In Sysfs wird das neue IIO-Device durch den Ordner /sys/bus/iio/devices/iio:device0 dargestellt. Die Dateien in diesem Ordner stellen die verschiedenen Kanäle dar, die vom IIO-Dummy-Device simuliert werden und bieten zusätzlich die Möglichkeit, die Datenerfassung zu konfigurieren. Dateien mit dem Präfix in_ und dem Suffix _raw stellen die einzelnen Eingangskanäle des Devices dar. Mit diesen Dateien kann man direkt den Wert des Eingangskanals lesen. So stellt die Datei in_accel_x_raw den aktuellen Wert der Beschleunigung in x-Richtung dar:
cat /sys/bus/iio/devices/iio:device0/in_accel_x_raw 34
Dieser Wert ist bei dem simulierten Beschleunigungskanal fest auf den Wert 34 codiert. Zusätzlich können den Dateien weitere Informationen zu den einzelnen Kanälen entnommen werden. So stellen die Dateien mit dem Suffix _scale den passenden Konvertierungsfaktor zur Verfügung, um die Rohwerte in physikalische Einheiten umzurechnen.
Mit IIO ist es nicht nur möglich Werte einzulesen, sondern auch Ausgänge zu steuern. So stellt zum Beispiel die Datei out_voltage0_raw einen D/A-Ausgang dar. Für erste Tests ist es natürlich interessant, die Werte direkt über die Dateien des Interfaces Sysfs auszulesen. Für eine reale Anwendung ist es jedoch oft notwendig, den Abtastzeitpunkt genauer zu steuern. Außerdem wird diese Methode bei mehreren Kanälen, die immer wieder gelesen werden müssen, schnell aufwendig. Hier kommen die Trigger ins Spiel. Im nächsten Abschnitt wird deren Funktionsweise an einem Beispiel dargestellt.

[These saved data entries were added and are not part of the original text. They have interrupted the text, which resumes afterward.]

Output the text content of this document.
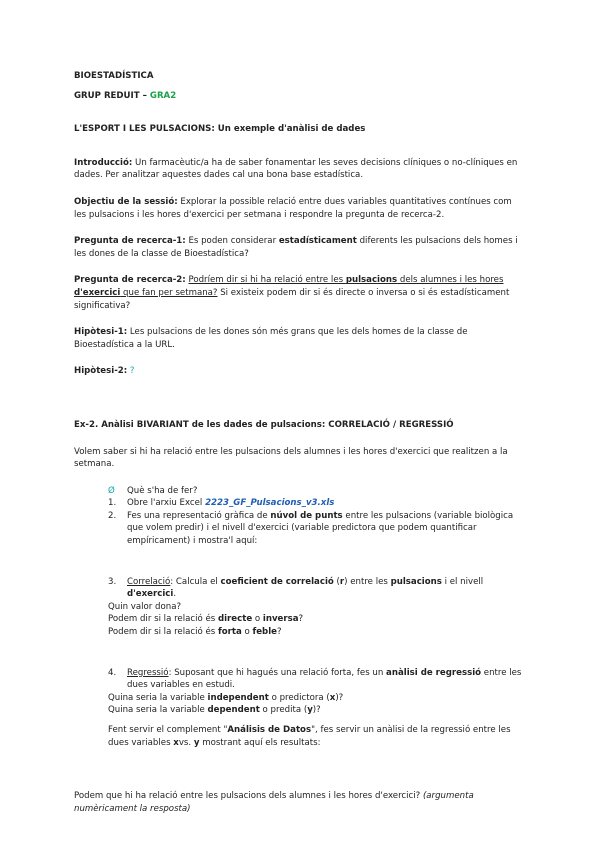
BIOESTADÍSTICA

GRUP REDUIT – GRA2

L'ESPORT I LES PULSACIONS: Un exemple d'anàlisi de dades

Introducció: Un farmacèutic/a ha de saber fonamentar les seves decisions clíniques o no-clíniques en dades. Per analitzar aquestes dades cal una bona base estadística.

Objectiu de la sessió: Explorar la possible relació entre dues variables quantitatives contínues com les pulsacions i les hores d'exercici per setmana i respondre la pregunta de recerca-2.

Pregunta de recerca-1: Es poden considerar estadísticament diferents les pulsacions dels homes i les dones de la classe de Bioestadística?

Pregunta de recerca-2: Podríem dir si hi ha relació entre les pulsacions dels alumnes i les hores d'exercici que fan per setmana? Si existeix podem dir si és directe o inversa o si és estadísticament significativa?

Hipòtesi-1: Les pulsacions de les dones són més grans que les dels homes de la classe de Bioestadística a la URL.

Hipòtesi-2: ?

Ex-2. Anàlisi BIVARIANT de les dades de pulsacions: CORRELACIÓ / REGRESSIÓ

Volem saber si hi ha relació entre les pulsacions dels alumnes i les hores d'exercici que realitzen a la setmana.

Ø	Què s'ha de fer?
1.	Obre l'arxiu Excel 2223_GF_Pulsacions_v3.xls
2.	Fes una representació gràfica de núvol de punts entre les pulsacions (variable biològica que volem predir) i el nivell d'exercici (variable predictora que podem quantificar empíricament) i mostra'l aquí:
3.	Correlació: Calcula el coeficient de correlació (r) entre les pulsacions i el nivell d'exercici.

Quin valor dona?

Podem dir si la relació és directe o inversa?

Podem dir si la relació és forta o feble?

4.	Regressió: Suposant que hi hagués una relació forta, fes un anàlisi de regressió entre les dues variables en estudi.

Quina seria la variable independent o predictora (x)?

Quina seria la variable dependent o predita (y)?

Fent servir el complement "Análisis de Datos", fes servir un anàlisi de la regressió entre les dues variables xvs. y mostrant aquí els resultats:

Podem que hi ha relació entre les pulsacions dels alumnes i les hores d'exercici? (argumenta numèricament la resposta)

Mit dem bisher Dargestellten ist es möglich, ein durch einen Trigger gesteuertes Sampling durch das IIO-Dummy-Device aufzusetzen. Dazu wird ein Sysfs-Trigger verwendet. Falls noch nicht geschehen, muss dazu als erstes das IIO-Sysfs-Triggermodul geladen werden:>
modprobe iio_trig_sysfs>
Danach existiert ein neues Device unter /sys/bus/iio/devices/iio_sysfs_trigger. Dieser Ordner enthält mehrere Dateien, die zur Konfiguration des IIO-Sysfs-Triggers dienen, jedoch noch kein eigentliches Trigger-Device. Um dieses Trigger-Device zu erstellen, wird in die Datei add_trigger geschrieben:
echo 0 > /sys/bus/iio/devices/iio_sysfs_trigger/add_trigger
Dadurch wurde ein neues Triggerdevice trigger0 erzeugt, dessen Konfigurationsdateien unter /sys/bus/iio/devices/trigger0/ liegen. Die Datei name enthält die Bezeichnung des Triggers, unter der er im IIO-Core registriert ist.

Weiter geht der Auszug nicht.